店内の照明を弾いて輝く銀髪に、万華鏡を回すようにキラキラと色を変える青い瞳、おまけに出るとこ出た素晴らしいスタイルと高身長だ。天使といわれても、美の女神といわれても納得してしまう。
もっとも、いつも黒一色の服に、整いすぎた顔を隠すような黒いサングラスという、職質されかねない服装だ。しかしそんな服装でも彼女の美しさは隠せないし、何より、有名モデルのオシノビ感が増している。
自覚のあることだが、判谷は人一倍、美男美女が好きだった。有り体に言えばメンクイだった。
判谷が釘付けになっている間にも、女性は大量のパンをトレーに載せる。サンドイッチにクロワッサンとカスクート、フルーツたっぷりのデニッシュとあんパンとチョコチップマフィンと……。奇跡的なバランスでトレーに積まれていく。

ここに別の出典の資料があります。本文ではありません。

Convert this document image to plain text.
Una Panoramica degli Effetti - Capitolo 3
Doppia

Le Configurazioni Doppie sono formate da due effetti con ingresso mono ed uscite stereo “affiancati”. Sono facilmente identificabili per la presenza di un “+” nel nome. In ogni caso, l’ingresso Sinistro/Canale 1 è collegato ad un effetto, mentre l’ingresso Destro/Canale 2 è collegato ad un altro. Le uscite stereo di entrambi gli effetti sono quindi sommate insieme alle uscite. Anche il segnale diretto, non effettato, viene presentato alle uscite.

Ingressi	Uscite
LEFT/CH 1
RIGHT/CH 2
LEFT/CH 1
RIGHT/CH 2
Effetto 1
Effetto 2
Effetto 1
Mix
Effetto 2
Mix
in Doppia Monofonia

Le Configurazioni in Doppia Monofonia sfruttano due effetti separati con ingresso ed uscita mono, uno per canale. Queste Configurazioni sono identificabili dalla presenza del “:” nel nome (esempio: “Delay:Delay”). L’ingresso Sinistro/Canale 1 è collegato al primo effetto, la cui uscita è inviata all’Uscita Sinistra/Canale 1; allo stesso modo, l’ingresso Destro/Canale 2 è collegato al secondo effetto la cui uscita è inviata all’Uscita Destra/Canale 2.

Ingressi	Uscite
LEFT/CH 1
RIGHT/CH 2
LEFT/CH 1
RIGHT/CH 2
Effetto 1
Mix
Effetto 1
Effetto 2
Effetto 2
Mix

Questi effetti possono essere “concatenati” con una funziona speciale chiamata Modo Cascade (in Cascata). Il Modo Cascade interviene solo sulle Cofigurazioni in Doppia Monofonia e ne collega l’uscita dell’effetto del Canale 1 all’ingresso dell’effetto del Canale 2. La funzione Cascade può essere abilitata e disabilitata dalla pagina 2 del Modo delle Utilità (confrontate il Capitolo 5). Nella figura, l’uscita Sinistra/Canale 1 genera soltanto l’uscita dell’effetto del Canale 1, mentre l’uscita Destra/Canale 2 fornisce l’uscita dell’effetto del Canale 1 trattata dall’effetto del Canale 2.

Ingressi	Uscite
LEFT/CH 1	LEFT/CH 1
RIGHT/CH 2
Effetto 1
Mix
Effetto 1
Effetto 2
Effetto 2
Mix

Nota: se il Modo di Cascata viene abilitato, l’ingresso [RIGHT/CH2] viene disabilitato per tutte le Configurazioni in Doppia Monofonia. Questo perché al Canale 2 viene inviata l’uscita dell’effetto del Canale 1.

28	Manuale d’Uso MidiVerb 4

三食おやつをパンで過ごしているのかもしれない。そのくらいの量だ。
店内を一通り見た女性はまっすぐにレジに向かってくる。つまり判谷の目の前にたつわけで、ここからが判谷の緊張と幸せのピークだ。
重量すら感じるトレーを音もなくレジに置く仕草すら美しい、芸術点加算だ、なんてふざけて緊張を散らし、判谷は数枚のビニール袋を引き出す。緊張と幸せのピークであるが、同時に戦場にもなる。
テンポよくビニール袋にパンを小分けにしながら、間にレジ打ちを挟む。全て終えたころには、パン屋ではあまりお目にかからない金額がレジに表示されていた。ちょっと引く量だ。

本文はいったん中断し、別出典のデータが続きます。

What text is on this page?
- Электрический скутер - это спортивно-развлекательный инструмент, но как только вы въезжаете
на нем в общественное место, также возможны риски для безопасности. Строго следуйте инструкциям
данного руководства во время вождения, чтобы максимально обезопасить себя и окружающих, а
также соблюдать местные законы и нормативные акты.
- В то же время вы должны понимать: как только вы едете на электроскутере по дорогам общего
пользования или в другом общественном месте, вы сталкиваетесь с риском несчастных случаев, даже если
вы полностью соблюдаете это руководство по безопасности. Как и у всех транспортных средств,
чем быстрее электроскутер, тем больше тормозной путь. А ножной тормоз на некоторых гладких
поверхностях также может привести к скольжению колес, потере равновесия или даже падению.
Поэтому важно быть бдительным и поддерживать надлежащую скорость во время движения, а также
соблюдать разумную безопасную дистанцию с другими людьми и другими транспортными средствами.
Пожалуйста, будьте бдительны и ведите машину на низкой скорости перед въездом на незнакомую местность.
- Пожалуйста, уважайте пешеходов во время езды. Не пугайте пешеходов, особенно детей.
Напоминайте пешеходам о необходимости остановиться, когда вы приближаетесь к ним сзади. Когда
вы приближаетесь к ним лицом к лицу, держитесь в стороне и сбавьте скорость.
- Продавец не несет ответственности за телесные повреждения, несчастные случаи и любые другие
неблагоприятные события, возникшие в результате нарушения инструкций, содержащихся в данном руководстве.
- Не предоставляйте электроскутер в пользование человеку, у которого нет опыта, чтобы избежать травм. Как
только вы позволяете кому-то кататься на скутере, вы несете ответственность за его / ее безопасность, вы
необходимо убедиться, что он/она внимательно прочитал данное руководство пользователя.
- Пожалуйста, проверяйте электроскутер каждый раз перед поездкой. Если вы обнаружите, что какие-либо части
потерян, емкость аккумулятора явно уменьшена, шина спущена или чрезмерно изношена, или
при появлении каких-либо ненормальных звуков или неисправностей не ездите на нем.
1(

しかし今日はこれが最後ではない。むしろここからが本番だ。ラスボスの第二形態だ。
「あの」
手も声も震える。メンクイを拗らせた判谷は美男美女相手に対してだけ、コミュ障となるのだ。
「こちら、試作品で、常連の方にお配りしてるんです」
判谷が震える手で差し出すのは、ラスクが入った小袋。おいしいと評判のフランスパンにひと手間加えた自信作だ。

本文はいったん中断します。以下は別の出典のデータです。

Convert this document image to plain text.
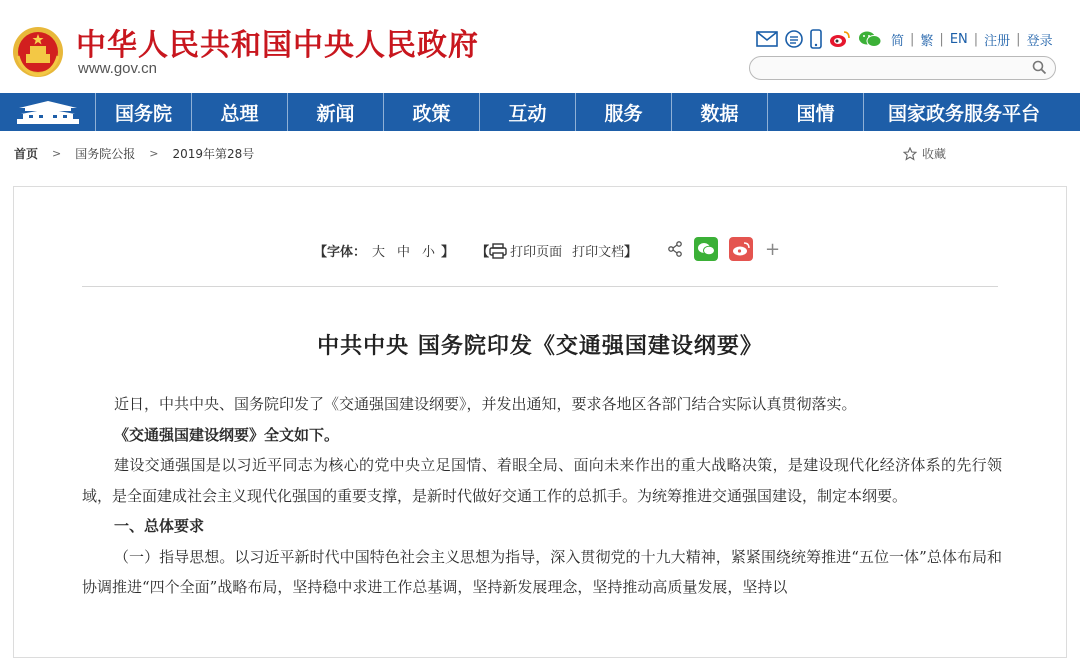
中华人民共和国中央人民政府
www.gov.cn
简 | 繁 | EN | 注册 | 登录
国务院	总理	新闻	政策	互动	服务	数据	国情	国家政务服务平台
首页 > 国务院公报 > 2019年第28号	收藏
【字体： 大 中 小 】 【 打印页面 打印文档 】	+
中共中央 国务院印发《交通强国建设纲要》

近日，中共中央、国务院印发了《交通强国建设纲要》，并发出通知，要求各地区各部门结合实际认真贯彻落实。

《交通强国建设纲要》全文如下。

建设交通强国是以习近平同志为核心的党中央立足国情、着眼全局、面向未来作出的重大战略决策，是建设现代化经济体系的先行领域，是全面建成社会主义现代化强国的重要支撑，是新时代做好交通工作的总抓手。为统筹推进交通强国建设，制定本纲要。

一、总体要求

（一）指导思想。以习近平新时代中国特色社会主义思想为指导，深入贯彻党的十九大精神，紧紧围绕统筹推进“五位一体”总体布局和协调推进“四个全面”战略布局，坚持稳中求进工作总基调，坚持新发展理念，坚持推动高质量发展，坚持以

「ふーん」と、相槌だか独り言だか判断しかねる言葉を小さく漏らして、判谷の差し出す袋を手に取る。裏に表にしげしげと眺める姿に、突き返されることはないだろうと判谷は内心で安堵の息を吐いた。
「ありがと」
最期の呼吸だったかもしれない。
お手本のように口角を上げた微笑みに、判谷は走馬灯を見た。続いた女性の言葉は何も覚えていないほど、その眩しさに目と脳をやられていた。
その日の仕事終わり、輝かんばかりの笑顔を反芻していた判谷は、味の感想を聴きたいという本題を言い忘れていたことに漸く気づいた。